New report notes Japan’s success in making its energy system more resilient and sustainable, but says reaching carbon-neutrality by 2050 requires quick action now
Japan will need to move quickly to make headway on the steep emissions reductions that are required to achieve its recently announced ambition of reaching carbon-neutrality by 2050, the International Energy Agency said today in its latest in-depth review of the country’s energy policies.
Nearly a decade after the 2011 earthquake and the resulting Fukushima nuclear accident, Japan has made real progress towards developing a more efficient, resilient and sustainable energy system. It has embarked on major reforms of its energy market and diversified its energy mix. Energy-related CO2 emissions have fallen continuously since their peak in 2013, thanks to the expansion of renewable energy, the restart of some nuclear power plants and energy efficiency gains. By 2018, Japan’s emissions had declined to a level last seen in 2009. Reliance on fossil fuels has also declined but remains high at nearly 90% of energy supply, making Japan among the most carbon-intensive economies of IEA members.

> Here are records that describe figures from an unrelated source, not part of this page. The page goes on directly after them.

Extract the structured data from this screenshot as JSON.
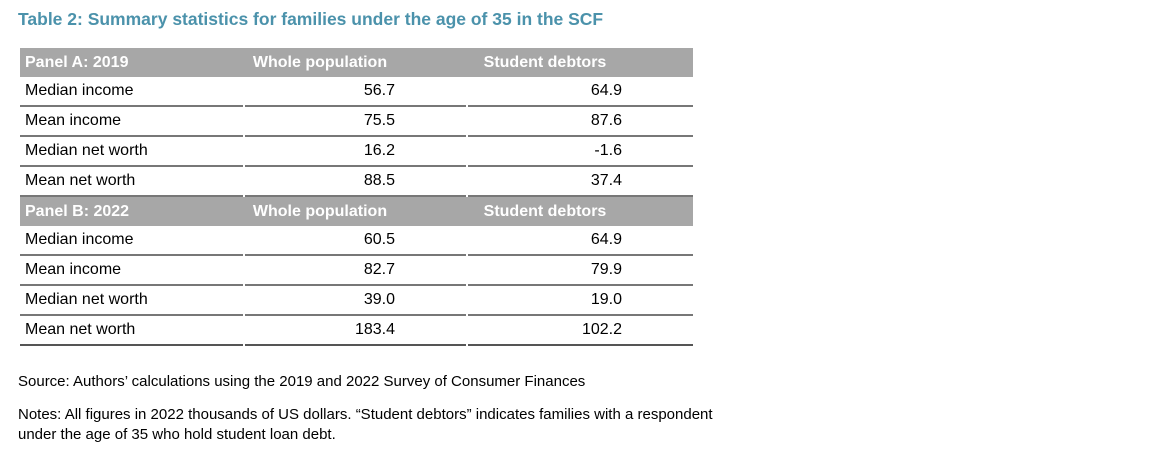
{
  "colors": {
    "title_text": "#4b92ab",
    "panel_header_bg": "#a7a7a7",
    "panel_header_text": "#ffffff",
    "row_border": "#777777"
  },
  "chart_data": {
    "type": "table",
    "title": "Table 2: Summary statistics for families under the age of 35 in the SCF",
    "panels": [
      {
        "header": "Panel A: 2019",
        "columns": [
          "Whole population",
          "Student debtors"
        ],
        "rows": [
          {
            "label": "Median income",
            "values": [
              "56.7",
              "64.9"
            ]
          },
          {
            "label": "Mean income",
            "values": [
              "75.5",
              "87.6"
            ]
          },
          {
            "label": "Median net worth",
            "values": [
              "16.2",
              "-1.6"
            ]
          },
          {
            "label": "Mean net worth",
            "values": [
              "88.5",
              "37.4"
            ]
          }
        ]
      },
      {
        "header": "Panel B: 2022",
        "columns": [
          "Whole population",
          "Student debtors"
        ],
        "rows": [
          {
            "label": "Median income",
            "values": [
              "60.5",
              "64.9"
            ]
          },
          {
            "label": "Mean income",
            "values": [
              "82.7",
              "79.9"
            ]
          },
          {
            "label": "Median net worth",
            "values": [
              "39.0",
              "19.0"
            ]
          },
          {
            "label": "Mean net worth",
            "values": [
              "183.4",
              "102.2"
            ]
          }
        ]
      }
    ],
    "source": "Source: Authors’ calculations using the 2019 and 2022 Survey of Consumer Finances",
    "notes": "Notes: All figures in 2022 thousands of US dollars. “Student debtors” indicates families with a respondent under the age of 35 who hold student loan debt."
  }
}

“Japan needs to accelerate the deployment of low-carbon technologies, remove regulatory barriers and increase competition in its energy markets if it is to reach carbon-neutrality by 2050. I welcome Japan’s new Green Growth Strategy that puts emphasis on these priorities. The IEA is committed to supporting the government in these vital efforts,” said Dr Fatih Birol, the IEA’s Executive Director, who launched the report today at an online event with Shin Hosaka, Commissioner of the Agency for Natural Resources and Energy at Japan’s Ministry for Economy, Trade and Industry.
The new IEA report on Japan’s policies analyses its energy challenges and recommends possible solutions to help it achieve a secure, affordable and sustainable energy future. It finds that Japan has made important strides in reforming its domestic electricity and natural gas markets. The increasing competition in these sectors is encouraging, but further reform is needed to achieve a true level playing field for all market participants. Additional regulatory reforms will be important to encourage investments in zero-emissions electricity and to improve power system flexibility. The IEA also calls for policy makers to ensure that the market regulator has sufficient powers and independence.
The report highlights that Japan has seen continuous growth in renewables in the power sector, but that grid constraints have hampered investment in new projects and posed challenges to security of supply. Creating a well-integrated national grid and taking steps to improve the operational efficiency of the electricity system will facilitate the integration of more renewables while enhancing system resilience. The recent cold snap in January led to very low reserve margins in Japan’s electricity systems. This event provided a reminder of the importance of regional interconnections and the need to have sufficient generation capacity.
The IEA welcomes the government’s recent announcement to phase out inefficient coal plants by 2030. This will further improve the already high efficiency of Japan’s thermal power fleet. Yet even efficient coal plants emit more CO2 than any other power generation source, and Japan ranks among the few IEA members that plan to add new coal capacity. Japan should tackle emissions from those new coal power plants by retrofitting, repurposing them as flexibility sources or able to use other fuels, or through other measures to help them avoid becoming stranded assets.
The IEA report highlights that Japan’s strong innovation and technology base can play a vital role in developing the technologies needed to achieve its 2050 energy and climate ambitions. “I applaud Japan for its leadership in advancing low-carbon hydrogen and carbon-recycling technologies, which will be crucial for decarbonising sectors where emissions are hardest to reduce, such as long-distance transport and heavy industry,” Dr Birol said.
Reducing the costs of these technologies will be essential to promote their deployment at scale. Stronger reliance on market-based instruments is an additional option for Japan to reduce emissions cost-effectively, foster innovation for low-carbon technologies and further increase Japan’s already high level of energy efficiency.